The problem with Atkinson’s return is the sickening smack of blatant opportunism. It smells of one of those fly-on-the-wall stitch-ups which purport to present real life but actually manipulate situations for dramatic effect.
How convenient Swindon’s boss just happens to be Iffy Onuora, one of just four black managers in the professional game.
Already, we hear, he has confronted Atkinson about those racist comments. “I was blunt with Ron and told him how appalled I was, but we’ve got to move on as people,” Onuora is reported to have said. “Everyone deserves a second chance.”
Commendable sentiments, but you cannot help wondering just how sincere was he in offering to Atkinson the hand of reconciliation which had been denied by so many other black football folk, most publicly including former Arsenal striker Ian Wright.

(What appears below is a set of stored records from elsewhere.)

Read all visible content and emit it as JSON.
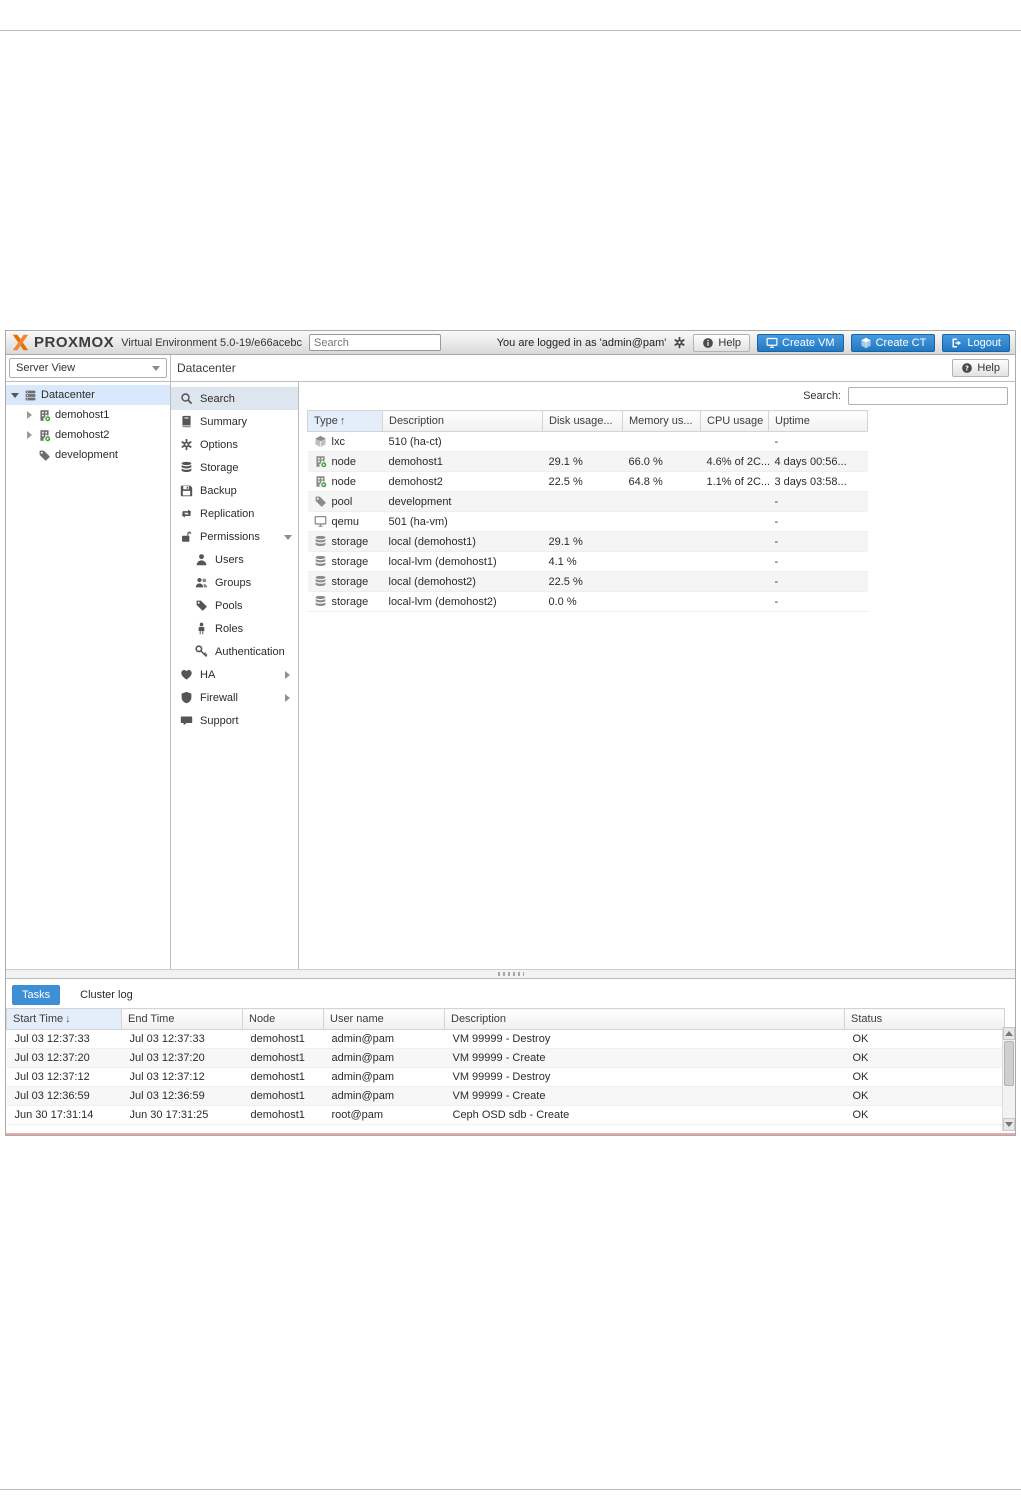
{
  "colors": {
    "brand_orange": "#e57000",
    "button_blue": "#2278c1",
    "tab_selected_blue": "#3d8fd6",
    "selection_blue": "#d9e8fb",
    "node_running_green": "#35a835"
  },
  "header": {
    "logo": "PROXMOX",
    "version": "Virtual Environment 5.0-19/e66acebc",
    "search_placeholder": "Search",
    "login_text": "You are logged in as 'admin@pam'",
    "help": "Help",
    "create_vm": "Create VM",
    "create_ct": "Create CT",
    "logout": "Logout",
    "icons": {
      "settings": "gear-icon",
      "help": "info-icon",
      "create_vm": "monitor-icon",
      "create_ct": "cube-icon",
      "logout": "logout-icon"
    }
  },
  "sidebar": {
    "view": "Server View",
    "tree": [
      {
        "label": "Datacenter",
        "icon": "datacenter-icon",
        "level": 0,
        "expander": "open",
        "selected": true
      },
      {
        "label": "demohost1",
        "icon": "node-icon",
        "level": 1,
        "expander": "closed"
      },
      {
        "label": "demohost2",
        "icon": "node-icon",
        "level": 1,
        "expander": "closed"
      },
      {
        "label": "development",
        "icon": "pool-icon",
        "level": 1
      }
    ]
  },
  "panel": {
    "title": "Datacenter",
    "help": "Help",
    "help_icon": "question-icon",
    "search_label": "Search:",
    "search_value": "",
    "nav": [
      {
        "label": "Search",
        "icon": "search-icon",
        "selected": true
      },
      {
        "label": "Summary",
        "icon": "book-icon"
      },
      {
        "label": "Options",
        "icon": "gear-icon"
      },
      {
        "label": "Storage",
        "icon": "storage-icon"
      },
      {
        "label": "Backup",
        "icon": "backup-icon"
      },
      {
        "label": "Replication",
        "icon": "replication-icon"
      },
      {
        "label": "Permissions",
        "icon": "permissions-icon",
        "arrow": "down"
      },
      {
        "label": "Users",
        "icon": "user-icon",
        "indent": true
      },
      {
        "label": "Groups",
        "icon": "groups-icon",
        "indent": true
      },
      {
        "label": "Pools",
        "icon": "pools-icon",
        "indent": true
      },
      {
        "label": "Roles",
        "icon": "roles-icon",
        "indent": true
      },
      {
        "label": "Authentication",
        "icon": "key-icon",
        "indent": true
      },
      {
        "label": "HA",
        "icon": "ha-icon",
        "arrow": "right"
      },
      {
        "label": "Firewall",
        "icon": "firewall-icon",
        "arrow": "right"
      },
      {
        "label": "Support",
        "icon": "support-icon"
      }
    ]
  },
  "resources": {
    "columns": {
      "type": "Type",
      "description": "Description",
      "disk": "Disk usage...",
      "memory": "Memory us...",
      "cpu": "CPU usage",
      "uptime": "Uptime"
    },
    "sort_arrow": "↑",
    "rows": [
      {
        "icon": "lxc-icon",
        "type": "lxc",
        "description": "510 (ha-ct)",
        "disk": "",
        "memory": "",
        "cpu": "",
        "uptime": "-"
      },
      {
        "icon": "node-icon",
        "type": "node",
        "description": "demohost1",
        "disk": "29.1 %",
        "memory": "66.0 %",
        "cpu": "4.6% of 2C...",
        "uptime": "4 days 00:56..."
      },
      {
        "icon": "node-icon",
        "type": "node",
        "description": "demohost2",
        "disk": "22.5 %",
        "memory": "64.8 %",
        "cpu": "1.1% of 2C...",
        "uptime": "3 days 03:58..."
      },
      {
        "icon": "pool-icon",
        "type": "pool",
        "description": "development",
        "disk": "",
        "memory": "",
        "cpu": "",
        "uptime": "-"
      },
      {
        "icon": "qemu-icon",
        "type": "qemu",
        "description": "501 (ha-vm)",
        "disk": "",
        "memory": "",
        "cpu": "",
        "uptime": "-"
      },
      {
        "icon": "storage-icon",
        "type": "storage",
        "description": "local (demohost1)",
        "disk": "29.1 %",
        "memory": "",
        "cpu": "",
        "uptime": "-"
      },
      {
        "icon": "storage-icon",
        "type": "storage",
        "description": "local-lvm (demohost1)",
        "disk": "4.1 %",
        "memory": "",
        "cpu": "",
        "uptime": "-"
      },
      {
        "icon": "storage-icon",
        "type": "storage",
        "description": "local (demohost2)",
        "disk": "22.5 %",
        "memory": "",
        "cpu": "",
        "uptime": "-"
      },
      {
        "icon": "storage-icon",
        "type": "storage",
        "description": "local-lvm (demohost2)",
        "disk": "0.0 %",
        "memory": "",
        "cpu": "",
        "uptime": "-"
      }
    ]
  },
  "tasks": {
    "tabs": [
      {
        "label": "Tasks",
        "selected": true
      },
      {
        "label": "Cluster log"
      }
    ],
    "columns": {
      "start": "Start Time",
      "end": "End Time",
      "node": "Node",
      "user": "User name",
      "description": "Description",
      "status": "Status"
    },
    "sort_arrow": "↓",
    "rows": [
      {
        "start": "Jul 03 12:37:33",
        "end": "Jul 03 12:37:33",
        "node": "demohost1",
        "user": "admin@pam",
        "description": "VM 99999 - Destroy",
        "status": "OK"
      },
      {
        "start": "Jul 03 12:37:20",
        "end": "Jul 03 12:37:20",
        "node": "demohost1",
        "user": "admin@pam",
        "description": "VM 99999 - Create",
        "status": "OK"
      },
      {
        "start": "Jul 03 12:37:12",
        "end": "Jul 03 12:37:12",
        "node": "demohost1",
        "user": "admin@pam",
        "description": "VM 99999 - Destroy",
        "status": "OK"
      },
      {
        "start": "Jul 03 12:36:59",
        "end": "Jul 03 12:36:59",
        "node": "demohost1",
        "user": "admin@pam",
        "description": "VM 99999 - Create",
        "status": "OK"
      },
      {
        "start": "Jun 30 17:31:14",
        "end": "Jun 30 17:31:25",
        "node": "demohost1",
        "user": "root@pam",
        "description": "Ceph OSD sdb - Create",
        "status": "OK"
      }
    ]
  }
}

Which is why for Onuora, a young man taking his first steps in the piranha world of football management, getting into ‘bed’ with Atkinson, even in a so-called “advisory capacity,” is such a bad idea.
With Swindon rock bottom in League One and in danger of relegation Onuora already has one of the toughest and most precarious jobs in football.
Atkinson’s arrival will turn it into a circus which no manager should have to endure and no self-respecting board should entertain.
NOT a fortnight ago Harry Redknapp was telling anyone who would listen that leaving Portsmouth was the worst decision of his career.
Since then he has discovered a shambles of a club, packed with foreigners with little understanding of English football and none whatsoever of the English language.
Portsmouth’s Premiership future hangs on Redknapp’s ability to wheel and deal in the January transfer window.
Either that or he’ll be claiming returning to Portsmouth was his worst decision.
IN a bit of knockabout fun on Match of the Day Gary Lineker and Alan Hansen loosely debated who was the best footballer out of Chelsea’s Frank Lampard, Liverpool’s Steven Gerrard and Manchester United’s Wayne Rooney.
When pushed, Hansen insisted Gerrard was better than Lampard, but needed no coaxing to offer that Rooney was the best of the lot.
Even though Lampard was runner-up to Ronaldinho in the World Player of the Year poll, I would not argue with that assessment. Neither would the bookies.
It is why England currently are second favourites behind Brazil for the World Cup.
“WE are being treated like mugs again.”
Just the latest plaintive call from football supporters, this time from Charlton, who made the 600-mile round-trip to Newcastle only to find the game postponed 25 minutes before kick-off.
Don’t blame the ground staff, nor the local council and police who had safety in mind, even if it did seem ridiculously late to realise that the north-east is prone to a spot of frost.
Blame the Premier League, who insist on arranging long-distance trips at this time of year for their mugs. Sorry, customers.